Better yet, Smich’s tale helped renew one’s faith in humanity. There was, after all, a sliver of hope. Smich had never planned to kill an innocent man, merely to steal a truck. According to his account, at least one of the two accused was not a monster. He had even earned his high school diploma in jail. He was on the road to redemption.
To a certain extent, this willingness to believe Smich is a by-product of the adversarial legal system.

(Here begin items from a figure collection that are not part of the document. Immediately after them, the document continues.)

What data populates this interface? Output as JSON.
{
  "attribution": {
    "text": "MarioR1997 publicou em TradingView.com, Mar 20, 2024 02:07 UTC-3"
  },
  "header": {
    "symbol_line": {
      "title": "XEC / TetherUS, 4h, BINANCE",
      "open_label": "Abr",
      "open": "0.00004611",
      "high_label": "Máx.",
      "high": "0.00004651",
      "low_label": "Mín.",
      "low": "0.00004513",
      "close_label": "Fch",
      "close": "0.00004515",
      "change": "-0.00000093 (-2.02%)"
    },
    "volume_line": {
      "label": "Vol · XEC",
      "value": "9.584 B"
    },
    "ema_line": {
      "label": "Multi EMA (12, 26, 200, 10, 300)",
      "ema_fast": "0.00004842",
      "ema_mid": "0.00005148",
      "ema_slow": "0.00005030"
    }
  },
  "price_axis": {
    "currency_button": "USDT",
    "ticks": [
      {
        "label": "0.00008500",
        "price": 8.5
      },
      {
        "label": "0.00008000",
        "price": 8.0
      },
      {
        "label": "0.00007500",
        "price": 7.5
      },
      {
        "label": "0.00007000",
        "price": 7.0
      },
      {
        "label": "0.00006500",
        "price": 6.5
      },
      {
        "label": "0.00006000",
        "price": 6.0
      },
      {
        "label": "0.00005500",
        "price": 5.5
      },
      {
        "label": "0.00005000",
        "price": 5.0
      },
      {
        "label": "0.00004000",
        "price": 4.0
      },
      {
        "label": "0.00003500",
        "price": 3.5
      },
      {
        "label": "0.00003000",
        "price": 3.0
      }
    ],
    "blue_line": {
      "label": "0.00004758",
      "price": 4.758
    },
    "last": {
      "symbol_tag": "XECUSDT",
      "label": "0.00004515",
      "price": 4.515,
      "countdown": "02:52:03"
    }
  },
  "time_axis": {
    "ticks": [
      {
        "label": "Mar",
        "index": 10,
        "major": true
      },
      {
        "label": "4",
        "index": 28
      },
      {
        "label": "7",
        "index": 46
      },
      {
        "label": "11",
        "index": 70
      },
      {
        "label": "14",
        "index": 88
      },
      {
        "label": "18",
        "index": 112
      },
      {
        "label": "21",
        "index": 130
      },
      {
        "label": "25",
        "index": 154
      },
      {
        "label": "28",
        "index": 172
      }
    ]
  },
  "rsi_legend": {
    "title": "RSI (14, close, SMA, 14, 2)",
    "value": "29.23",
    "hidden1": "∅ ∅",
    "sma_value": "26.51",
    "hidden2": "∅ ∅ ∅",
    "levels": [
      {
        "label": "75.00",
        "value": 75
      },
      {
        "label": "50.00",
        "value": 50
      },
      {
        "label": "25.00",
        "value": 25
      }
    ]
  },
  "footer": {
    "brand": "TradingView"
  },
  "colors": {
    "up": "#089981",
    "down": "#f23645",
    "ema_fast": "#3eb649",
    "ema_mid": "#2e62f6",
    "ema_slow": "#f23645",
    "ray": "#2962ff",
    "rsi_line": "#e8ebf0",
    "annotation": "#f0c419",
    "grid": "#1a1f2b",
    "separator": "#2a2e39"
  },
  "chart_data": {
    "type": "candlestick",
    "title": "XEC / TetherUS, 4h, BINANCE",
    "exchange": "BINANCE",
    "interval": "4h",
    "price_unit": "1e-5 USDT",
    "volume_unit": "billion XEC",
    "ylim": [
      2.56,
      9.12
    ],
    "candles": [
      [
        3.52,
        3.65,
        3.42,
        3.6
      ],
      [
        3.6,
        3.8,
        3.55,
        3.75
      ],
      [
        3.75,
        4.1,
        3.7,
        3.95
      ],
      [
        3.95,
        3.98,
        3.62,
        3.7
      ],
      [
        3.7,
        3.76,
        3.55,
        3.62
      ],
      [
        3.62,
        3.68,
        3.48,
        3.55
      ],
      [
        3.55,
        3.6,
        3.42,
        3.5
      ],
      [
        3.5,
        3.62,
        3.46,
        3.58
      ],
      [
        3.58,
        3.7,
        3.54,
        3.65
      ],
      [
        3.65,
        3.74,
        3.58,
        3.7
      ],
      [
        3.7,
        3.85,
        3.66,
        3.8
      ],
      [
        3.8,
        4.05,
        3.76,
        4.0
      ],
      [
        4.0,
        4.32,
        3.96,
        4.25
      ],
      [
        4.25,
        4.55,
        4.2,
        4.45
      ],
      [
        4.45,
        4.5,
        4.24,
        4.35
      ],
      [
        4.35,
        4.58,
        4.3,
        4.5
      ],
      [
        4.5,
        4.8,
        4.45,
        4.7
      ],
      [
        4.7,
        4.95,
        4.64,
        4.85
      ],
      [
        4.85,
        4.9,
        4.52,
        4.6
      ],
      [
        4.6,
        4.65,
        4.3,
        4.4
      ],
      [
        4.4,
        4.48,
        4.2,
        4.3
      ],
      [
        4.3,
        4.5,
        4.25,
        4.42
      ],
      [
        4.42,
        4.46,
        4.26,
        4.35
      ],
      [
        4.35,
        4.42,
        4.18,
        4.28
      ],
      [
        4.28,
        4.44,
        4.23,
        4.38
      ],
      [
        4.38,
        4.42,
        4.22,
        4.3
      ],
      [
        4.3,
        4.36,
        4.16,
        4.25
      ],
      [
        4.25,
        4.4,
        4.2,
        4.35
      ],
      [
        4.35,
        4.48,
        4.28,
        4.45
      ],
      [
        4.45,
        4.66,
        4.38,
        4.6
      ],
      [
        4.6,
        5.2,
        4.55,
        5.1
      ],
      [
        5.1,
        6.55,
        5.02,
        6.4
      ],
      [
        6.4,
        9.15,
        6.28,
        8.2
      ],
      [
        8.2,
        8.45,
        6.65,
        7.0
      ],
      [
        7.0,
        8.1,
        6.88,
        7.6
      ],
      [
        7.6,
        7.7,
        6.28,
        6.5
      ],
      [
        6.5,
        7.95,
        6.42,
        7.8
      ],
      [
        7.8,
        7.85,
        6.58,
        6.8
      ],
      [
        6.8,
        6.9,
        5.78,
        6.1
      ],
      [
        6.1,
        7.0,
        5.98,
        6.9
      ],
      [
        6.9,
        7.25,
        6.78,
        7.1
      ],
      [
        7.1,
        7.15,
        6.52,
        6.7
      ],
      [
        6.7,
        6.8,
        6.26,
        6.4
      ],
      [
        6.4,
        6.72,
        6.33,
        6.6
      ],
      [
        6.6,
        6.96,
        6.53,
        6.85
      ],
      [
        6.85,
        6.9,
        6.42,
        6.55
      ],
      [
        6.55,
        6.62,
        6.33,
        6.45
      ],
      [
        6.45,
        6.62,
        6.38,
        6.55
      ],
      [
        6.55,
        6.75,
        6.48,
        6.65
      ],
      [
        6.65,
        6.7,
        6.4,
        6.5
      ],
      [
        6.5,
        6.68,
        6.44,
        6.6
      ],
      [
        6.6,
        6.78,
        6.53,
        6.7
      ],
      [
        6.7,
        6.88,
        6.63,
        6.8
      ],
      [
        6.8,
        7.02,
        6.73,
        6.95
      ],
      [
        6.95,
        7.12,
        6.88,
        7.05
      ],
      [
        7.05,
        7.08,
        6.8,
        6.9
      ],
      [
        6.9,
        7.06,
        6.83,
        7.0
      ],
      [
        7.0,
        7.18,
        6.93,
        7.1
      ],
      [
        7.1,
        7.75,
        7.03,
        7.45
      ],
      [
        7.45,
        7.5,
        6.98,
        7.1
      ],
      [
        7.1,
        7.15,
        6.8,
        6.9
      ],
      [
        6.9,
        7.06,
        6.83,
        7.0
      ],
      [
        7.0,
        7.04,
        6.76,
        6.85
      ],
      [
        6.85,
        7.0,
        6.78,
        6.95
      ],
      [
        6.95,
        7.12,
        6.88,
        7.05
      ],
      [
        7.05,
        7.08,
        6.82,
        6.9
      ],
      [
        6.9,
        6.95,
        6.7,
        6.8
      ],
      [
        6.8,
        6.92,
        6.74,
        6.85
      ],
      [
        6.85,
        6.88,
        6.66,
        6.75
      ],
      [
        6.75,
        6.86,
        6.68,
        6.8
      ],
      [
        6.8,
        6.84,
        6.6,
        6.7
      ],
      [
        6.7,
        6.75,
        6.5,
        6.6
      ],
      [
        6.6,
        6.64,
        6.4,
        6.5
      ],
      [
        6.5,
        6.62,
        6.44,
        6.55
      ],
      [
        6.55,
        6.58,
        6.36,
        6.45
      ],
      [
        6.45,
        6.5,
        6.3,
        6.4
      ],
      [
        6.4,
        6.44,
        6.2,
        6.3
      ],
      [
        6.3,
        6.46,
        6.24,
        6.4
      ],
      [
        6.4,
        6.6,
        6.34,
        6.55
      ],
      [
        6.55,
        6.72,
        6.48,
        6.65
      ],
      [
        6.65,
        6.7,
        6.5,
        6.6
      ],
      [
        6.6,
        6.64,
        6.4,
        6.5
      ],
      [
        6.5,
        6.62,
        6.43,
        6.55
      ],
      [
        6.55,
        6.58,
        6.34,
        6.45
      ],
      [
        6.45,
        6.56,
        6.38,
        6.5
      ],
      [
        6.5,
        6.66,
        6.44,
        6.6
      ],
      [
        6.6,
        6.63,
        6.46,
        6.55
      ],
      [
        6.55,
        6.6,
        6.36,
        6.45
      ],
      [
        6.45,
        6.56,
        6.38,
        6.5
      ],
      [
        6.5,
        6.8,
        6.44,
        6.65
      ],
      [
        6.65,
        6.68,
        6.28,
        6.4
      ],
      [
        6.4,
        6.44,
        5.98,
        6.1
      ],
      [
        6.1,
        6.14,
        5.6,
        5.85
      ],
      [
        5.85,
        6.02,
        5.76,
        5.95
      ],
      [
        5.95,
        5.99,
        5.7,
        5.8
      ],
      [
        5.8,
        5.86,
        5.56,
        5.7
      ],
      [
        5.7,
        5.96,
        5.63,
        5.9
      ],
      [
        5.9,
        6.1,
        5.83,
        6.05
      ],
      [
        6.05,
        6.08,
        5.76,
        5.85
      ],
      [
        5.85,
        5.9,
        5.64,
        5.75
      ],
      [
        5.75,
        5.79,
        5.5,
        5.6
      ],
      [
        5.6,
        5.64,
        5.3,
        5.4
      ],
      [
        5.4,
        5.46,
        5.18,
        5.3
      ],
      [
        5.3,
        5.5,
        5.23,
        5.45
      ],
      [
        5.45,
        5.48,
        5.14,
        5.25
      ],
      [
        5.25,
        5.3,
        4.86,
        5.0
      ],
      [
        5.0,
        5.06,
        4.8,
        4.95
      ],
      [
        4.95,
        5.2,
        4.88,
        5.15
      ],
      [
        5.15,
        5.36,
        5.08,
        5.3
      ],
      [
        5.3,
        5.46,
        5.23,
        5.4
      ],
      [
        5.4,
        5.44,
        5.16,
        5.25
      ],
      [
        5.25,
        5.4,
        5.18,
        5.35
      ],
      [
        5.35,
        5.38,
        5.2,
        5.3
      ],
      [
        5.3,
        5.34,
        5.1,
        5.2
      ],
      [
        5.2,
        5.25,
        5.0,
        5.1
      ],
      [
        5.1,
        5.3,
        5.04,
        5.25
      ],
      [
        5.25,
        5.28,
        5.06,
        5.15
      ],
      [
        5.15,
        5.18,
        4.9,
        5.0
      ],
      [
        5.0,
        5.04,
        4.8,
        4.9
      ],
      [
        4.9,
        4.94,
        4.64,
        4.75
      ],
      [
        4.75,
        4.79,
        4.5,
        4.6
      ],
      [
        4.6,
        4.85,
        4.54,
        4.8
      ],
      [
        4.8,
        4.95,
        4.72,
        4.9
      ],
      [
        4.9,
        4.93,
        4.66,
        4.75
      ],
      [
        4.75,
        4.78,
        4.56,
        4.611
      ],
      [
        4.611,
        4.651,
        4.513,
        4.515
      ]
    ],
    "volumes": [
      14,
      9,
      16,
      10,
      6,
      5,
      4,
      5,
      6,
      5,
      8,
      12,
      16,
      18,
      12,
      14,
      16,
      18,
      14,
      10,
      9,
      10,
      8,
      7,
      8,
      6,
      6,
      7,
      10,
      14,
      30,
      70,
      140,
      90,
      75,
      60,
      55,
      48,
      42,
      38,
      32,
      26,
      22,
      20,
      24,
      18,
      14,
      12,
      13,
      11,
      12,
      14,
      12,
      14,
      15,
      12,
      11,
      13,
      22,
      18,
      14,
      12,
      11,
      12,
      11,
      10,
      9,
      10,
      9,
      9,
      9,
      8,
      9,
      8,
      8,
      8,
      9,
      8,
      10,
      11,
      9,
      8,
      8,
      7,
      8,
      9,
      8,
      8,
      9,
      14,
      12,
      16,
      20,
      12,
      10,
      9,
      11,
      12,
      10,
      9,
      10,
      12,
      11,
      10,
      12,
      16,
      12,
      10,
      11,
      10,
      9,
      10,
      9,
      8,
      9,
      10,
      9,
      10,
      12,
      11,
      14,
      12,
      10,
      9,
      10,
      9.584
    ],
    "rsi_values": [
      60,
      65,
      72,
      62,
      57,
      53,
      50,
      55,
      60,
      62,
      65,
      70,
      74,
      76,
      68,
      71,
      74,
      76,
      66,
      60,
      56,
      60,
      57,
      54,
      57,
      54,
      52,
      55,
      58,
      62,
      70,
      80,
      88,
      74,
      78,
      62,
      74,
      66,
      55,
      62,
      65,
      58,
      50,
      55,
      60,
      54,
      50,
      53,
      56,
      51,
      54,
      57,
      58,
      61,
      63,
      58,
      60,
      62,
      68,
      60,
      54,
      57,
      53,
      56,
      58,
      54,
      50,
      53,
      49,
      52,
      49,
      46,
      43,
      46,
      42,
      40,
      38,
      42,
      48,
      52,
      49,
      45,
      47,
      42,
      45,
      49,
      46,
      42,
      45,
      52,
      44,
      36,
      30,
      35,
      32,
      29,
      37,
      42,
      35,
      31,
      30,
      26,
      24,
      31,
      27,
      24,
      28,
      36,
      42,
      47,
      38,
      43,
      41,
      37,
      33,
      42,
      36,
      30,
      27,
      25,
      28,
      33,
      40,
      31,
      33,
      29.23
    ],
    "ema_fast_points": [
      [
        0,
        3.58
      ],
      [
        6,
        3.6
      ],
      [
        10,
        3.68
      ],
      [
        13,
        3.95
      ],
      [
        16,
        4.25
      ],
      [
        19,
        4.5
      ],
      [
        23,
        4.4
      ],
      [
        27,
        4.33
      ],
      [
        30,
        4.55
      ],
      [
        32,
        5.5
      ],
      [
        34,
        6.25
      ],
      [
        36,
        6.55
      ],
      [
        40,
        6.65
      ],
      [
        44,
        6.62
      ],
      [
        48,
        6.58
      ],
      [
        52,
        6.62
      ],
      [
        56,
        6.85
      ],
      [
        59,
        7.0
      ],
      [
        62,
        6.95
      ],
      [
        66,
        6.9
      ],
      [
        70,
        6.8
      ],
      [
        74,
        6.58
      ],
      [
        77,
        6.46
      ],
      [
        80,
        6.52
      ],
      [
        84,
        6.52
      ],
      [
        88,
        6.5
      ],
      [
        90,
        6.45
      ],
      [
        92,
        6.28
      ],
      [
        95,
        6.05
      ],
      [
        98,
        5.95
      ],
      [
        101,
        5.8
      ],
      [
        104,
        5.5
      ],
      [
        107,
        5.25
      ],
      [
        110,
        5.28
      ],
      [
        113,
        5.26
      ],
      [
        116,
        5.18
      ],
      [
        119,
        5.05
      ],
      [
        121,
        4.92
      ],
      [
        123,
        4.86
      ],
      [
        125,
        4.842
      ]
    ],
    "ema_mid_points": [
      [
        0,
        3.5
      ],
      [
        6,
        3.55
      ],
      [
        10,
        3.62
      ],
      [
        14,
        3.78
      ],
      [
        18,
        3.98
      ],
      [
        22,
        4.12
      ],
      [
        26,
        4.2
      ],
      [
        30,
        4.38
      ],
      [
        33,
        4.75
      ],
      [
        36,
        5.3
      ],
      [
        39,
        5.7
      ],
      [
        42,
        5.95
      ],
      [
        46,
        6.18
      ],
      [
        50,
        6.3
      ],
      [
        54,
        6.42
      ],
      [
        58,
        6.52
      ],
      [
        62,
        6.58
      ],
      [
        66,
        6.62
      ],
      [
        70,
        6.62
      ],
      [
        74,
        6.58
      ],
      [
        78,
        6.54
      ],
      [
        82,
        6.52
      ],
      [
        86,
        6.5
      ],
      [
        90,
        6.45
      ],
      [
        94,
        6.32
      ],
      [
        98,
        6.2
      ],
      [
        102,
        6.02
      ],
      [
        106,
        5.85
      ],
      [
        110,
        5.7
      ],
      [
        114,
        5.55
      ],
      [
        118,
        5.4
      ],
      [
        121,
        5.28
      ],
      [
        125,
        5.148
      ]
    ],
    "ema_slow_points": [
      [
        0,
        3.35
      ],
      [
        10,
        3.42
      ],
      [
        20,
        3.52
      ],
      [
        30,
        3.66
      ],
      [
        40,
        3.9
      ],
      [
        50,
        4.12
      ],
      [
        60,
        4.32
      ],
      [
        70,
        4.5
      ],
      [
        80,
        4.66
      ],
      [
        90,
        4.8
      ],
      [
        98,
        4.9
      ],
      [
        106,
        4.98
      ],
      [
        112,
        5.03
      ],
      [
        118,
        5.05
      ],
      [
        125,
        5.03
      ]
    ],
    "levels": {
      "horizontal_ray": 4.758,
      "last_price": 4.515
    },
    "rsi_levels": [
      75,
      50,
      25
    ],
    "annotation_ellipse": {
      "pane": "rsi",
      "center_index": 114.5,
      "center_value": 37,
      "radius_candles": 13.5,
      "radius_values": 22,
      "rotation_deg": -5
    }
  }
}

A witness in a highly publicized trial gets on the stand and tells his story, and almost everyone believes him—until he is cross-examined, and then almost no one believes him. It’s the way things work in court. It’s what makes a trial real-life theatre. And it’s why both the main courtroom and the overflow room were packed the day Mark Smich took the witness stand.
FIFTEEN
TEAM SMICH
Nadir Sachak’s cross-examination of Mark Smich begins with the close-up photo of the Walther PPK in Smich’s dirty fingers. “Please tell us,” says Sachak. “Where is that gun?”
Smich shakes his head. “I don’t know.”
Sachak informs him that there are three detectives who worked on the case in the courtroom. “Tell them now. Where did you bury that gun?”

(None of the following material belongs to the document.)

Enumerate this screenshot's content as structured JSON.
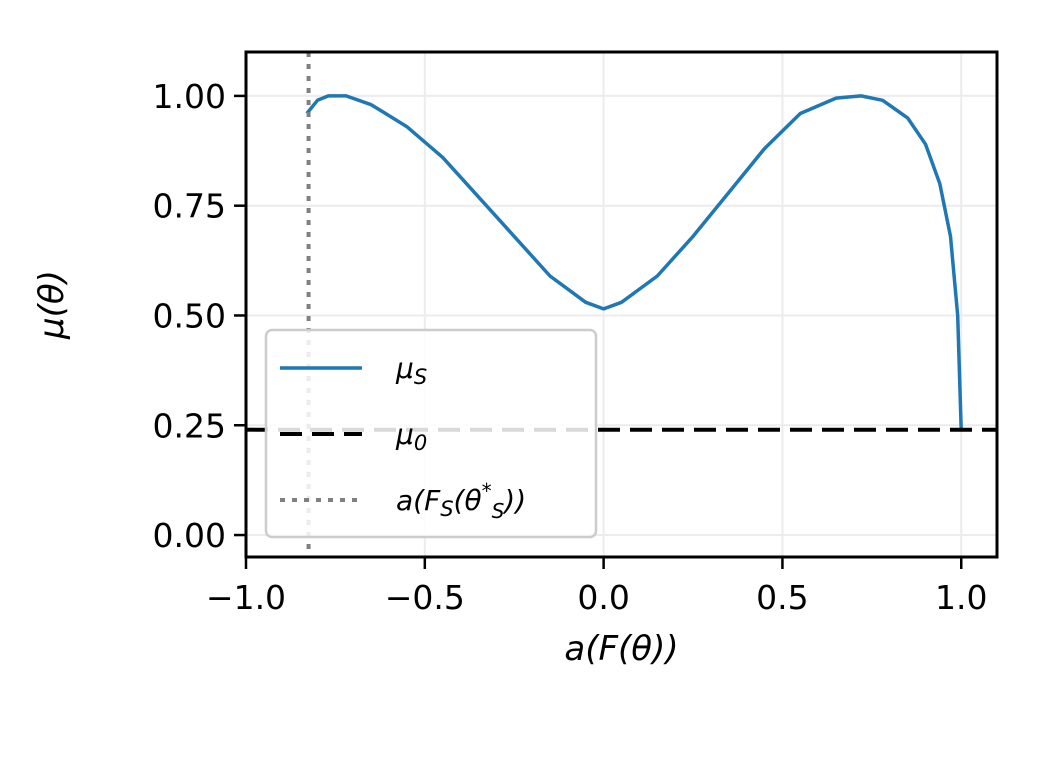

“Sir, I was under a lot of shock and stress. I was paranoid. I don’t know where it is.”
“Did you really bury that gun, or is it somewhere else right now?” Sachak asks. “Help me out. What day was it?”
“It would have been the day or night that my sister came and all the stuff happened,” says Smich, who can’t pinpoint the date but remembers his sister Andrea yelling at him to get his belongings out of the house. “The same day where I wasn’t able to sell it.”

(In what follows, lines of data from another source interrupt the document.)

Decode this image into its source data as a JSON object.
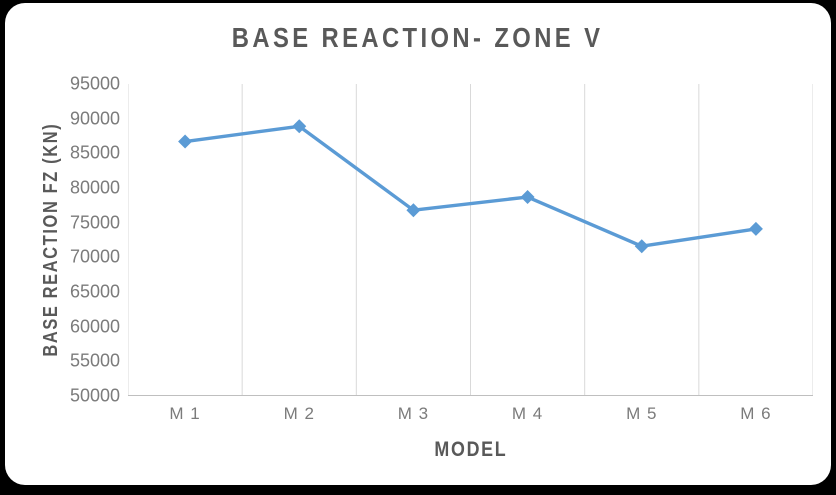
{
  "chart_data": {
    "type": "line",
    "title": "BASE REACTION- ZONE V",
    "xlabel": "MODEL",
    "ylabel": "BASE REACTION FZ (KN)",
    "categories": [
      "M 1",
      "M 2",
      "M 3",
      "M 4",
      "M 5",
      "M 6"
    ],
    "values": [
      86700,
      88900,
      76800,
      78700,
      71600,
      74100
    ],
    "ylim": [
      50000,
      95000
    ],
    "yticks": [
      95000,
      90000,
      85000,
      80000,
      75000,
      70000,
      65000,
      60000,
      55000,
      50000
    ],
    "ytick_step": 5000,
    "grid": "vertical-only",
    "legend": "none",
    "marker": "diamond",
    "colors": {
      "line": "#5B9BD5",
      "gridline": "#D9D9D9",
      "axis_line": "#BFBFBF",
      "title_text": "#595959",
      "tick_text": "#7B7B7B",
      "panel_background": "#FFFFFF",
      "outer_background": "#000000"
    }
  }
}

Sachak tells him that the gun could have fingerprints, DNA from the shooter, or blood and DNA from Tim Bosma on it. “That gun you buried could have been tested by three police forces—the very gun that may have one hundred percent proof of who held it when it was fired,” he says. “The jury will never get the benefit of seeing that gun, because you buried it.”
Smich quickly tries to shift the blame for the gun’s disappearance to his one-time friend Brendan Daly, who he says gave him the idea to bury it. Sachak responds that Smich alone bears responsibility and points out that he has refused for three years to disclose the gun’s whereabouts. To make his point, he plays the video of Smich’s police interrogation on May 22, 2013, the day of his arrest. It shows Smich, wearing his customary grey hoodie, huddled in a corner on a chair with a large white blanket covering one shoulder and his lap. He looks like a drug addict, a different person from the clean-cut man on the witness stand. In the video, he is being questioned by Detective Matt Kavanagh, who is playing good cop. “Where’s the gun, son? Where’s the gun?” Kavanagh asks. “Bring some peace to [the Bosma] family.” Smich turns away in his seat, holding his shoulder and saying nothing.